The Book Of Revelation by the apostle John in the New Testament is often compared with the Book Of Daniel of the Tanak (which Christians call the Old Testament). Both books deal with breakdown in social structures and end time apocalypticism. How does one survive, dare say even thrive, during times of world wide change and during times when evil ascends to power? Shalom comes in dedication to Yahweh for Daniel and well-being comes in worship of Jesus for John. When a person fixes his or her mind on being dedicated to God no matter the circumstances, when one worships the Lord of lords and King of kings no matter the times, one can survive and thrive, if it is the Lord's will.
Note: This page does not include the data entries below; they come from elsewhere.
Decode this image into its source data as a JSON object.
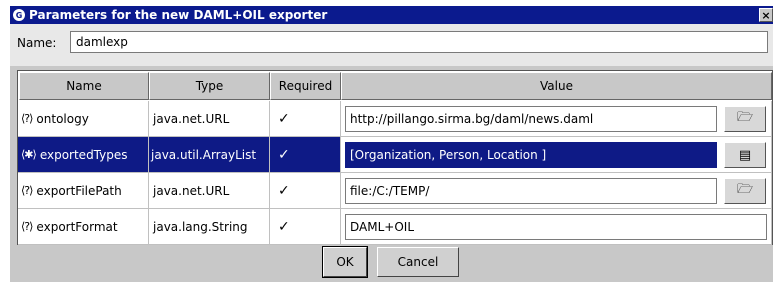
{
  "window": {
    "title": "Parameters for the new DAML+OIL exporter",
    "close_label": "×"
  },
  "name_row": {
    "label": "Name:",
    "value": "damlexp"
  },
  "table": {
    "headers": [
      "Name",
      "Type",
      "Required",
      "Value"
    ],
    "rows": [
      {
        "name": "ontology",
        "type": "java.net.URL",
        "required": "✓",
        "value": "http://pillango.sirma.bg/daml/news.daml",
        "button_icon": "folder-icon",
        "button_glyph": "🗁"
      },
      {
        "name": "exportedTypes",
        "type": "java.util.ArrayList",
        "required": "✓",
        "value": "[Organization, Person, Location ]",
        "button_icon": "list-icon",
        "button_glyph": "▤"
      },
      {
        "name": "exportFilePath",
        "type": "java.net.URL",
        "required": "✓",
        "value": "file:/C:/TEMP/",
        "button_icon": "folder-icon",
        "button_glyph": "🗁"
      },
      {
        "name": "exportFormat",
        "type": "java.lang.String",
        "required": "✓",
        "value": "DAML+OIL"
      }
    ],
    "help_glyph": "⟨?⟩",
    "selected_help_glyph": "⟨✱⟩",
    "selected_row": 1
  },
  "buttons": {
    "ok": "OK",
    "cancel": "Cancel"
  },
  "colors": {
    "title_bg": "#0b1a8e",
    "selection_bg": "#0e1a86",
    "dialog_bg": "#c8c8c8"
  }
}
Sometimes we are called upon to sanctify the Name; sometimes we must die as martyrs. But, should providence so guide, we can thrive like Daniel who lived to an old man of seventy or eighty and prosper as John who lived till his nineties as the longest living apostle.
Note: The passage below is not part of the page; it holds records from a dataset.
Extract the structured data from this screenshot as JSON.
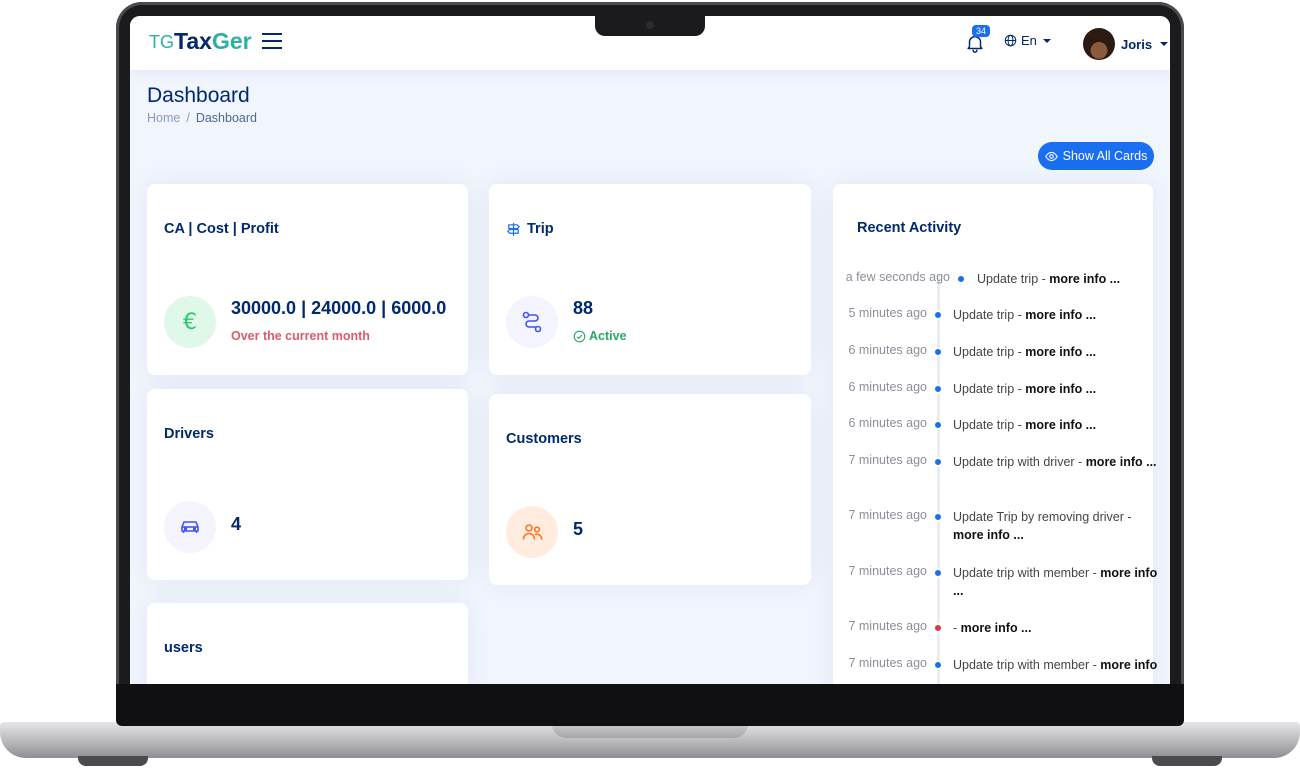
{
  "header": {
    "logo_mark": "TG",
    "logo_name_part1": "Tax",
    "logo_name_part2": "Ger",
    "notification_count": "34",
    "language": "En",
    "user_name": "Joris"
  },
  "page": {
    "title": "Dashboard",
    "breadcrumb": [
      "Home",
      "Dashboard"
    ],
    "show_all_cards_label": "Show All Cards"
  },
  "cards": {
    "ca": {
      "title": "CA | Cost | Profit",
      "value": "30000.0 | 24000.0 | 6000.0",
      "subtitle": "Over the current month",
      "icon": "euro-icon"
    },
    "trip": {
      "title": "Trip",
      "value": "88",
      "subtitle": "Active",
      "icon": "route-icon"
    },
    "drivers": {
      "title": "Drivers",
      "value": "4",
      "icon": "car-icon"
    },
    "customers": {
      "title": "Customers",
      "value": "5",
      "icon": "users-icon"
    },
    "users": {
      "title": "users"
    }
  },
  "activity": {
    "title": "Recent Activity",
    "items": [
      {
        "time": "a few seconds ago",
        "text": "Update trip - ",
        "link": "more info ...",
        "color": "blue"
      },
      {
        "time": "5 minutes ago",
        "text": "Update trip - ",
        "link": "more info ...",
        "color": "blue"
      },
      {
        "time": "6 minutes ago",
        "text": "Update trip - ",
        "link": "more info ...",
        "color": "blue"
      },
      {
        "time": "6 minutes ago",
        "text": "Update trip - ",
        "link": "more info ...",
        "color": "blue"
      },
      {
        "time": "6 minutes ago",
        "text": "Update trip - ",
        "link": "more info ...",
        "color": "blue"
      },
      {
        "time": "7 minutes ago",
        "text": "Update trip with driver - ",
        "link": "more info ...",
        "color": "blue"
      },
      {
        "time": "7 minutes ago",
        "text": "Update Trip by removing driver - ",
        "link": "more info ...",
        "color": "blue"
      },
      {
        "time": "7 minutes ago",
        "text": "Update trip with member - ",
        "link": "more info ...",
        "color": "blue"
      },
      {
        "time": "7 minutes ago",
        "text": " - ",
        "link": "more info ...",
        "color": "red"
      },
      {
        "time": "7 minutes ago",
        "text": "Update trip with member - ",
        "link": "more info",
        "color": "blue"
      }
    ]
  },
  "colors": {
    "primary": "#1a6ef0",
    "navy": "#012970",
    "teal": "#2ab0a5",
    "red": "#dc5b6b",
    "green": "#2fa66a",
    "danger_dot": "#dc3545"
  }
}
Lastly, I think it is instructive for us that Daniel did seem to have wine in his diet later in his life. The text does not say he drank royal wine or any defiling Gentile mixture of wine. I am positive that Daniel continued to observe the Torah of Leviticus chapter eleven. But, he did drink some kind of wine which most certainly had to have been "clean" by biblical standards. In Daniel 10:3 Daniel says he abstained from fancy breads, meat and wine for three weeks during a mourning period, which implies he would return to such a diet at the end of the mourning period. Perhaps as a person holding to the Rechabite traditon of abstinence from alcohol as recorded in the Book of Jeremiah, it may just be my sober interpretation, but I am inclined to believe that Daniel "mellowed out" in his old age based on this verse. It is quite plausible that he may have even drunk the royal wine which he once judged unfit as a youth as long as it had not been offered to an idol in sacrifice nor been subjected to any other ceremonial impurities. Our walk with the Lord changes. Our understanding of his law changes. Our lives become lighter and freer in the process of walking with Him. His conscience was free and he was no compromiser in his old age. He was very much dedicated to the Lord as we note from the tone in Daniel 9:23 where Gabriel the angelic messenger says Daniel is "greatly beloved," (KJV). What is important is not our imperfect understanding of the Torah, but that we sincerely and truly continue to be devoted to the Torah or Word of God. Our interpretation of the text will change over the decades. But, our minds and hearts must be steadfast in devotion and dedication. It is not our interpretation of the law or our understanding of the Bible and standards for daily living that preserve us. It is the act itself of seeking the Lord himself in accordance with a clean conscience that brings "the protective effect." Daniel grew in wisdom and knowledge and gained favor with God and humankind. His spirit of dedication and worship is the key to his surviving and thriving. It is also the key to our own.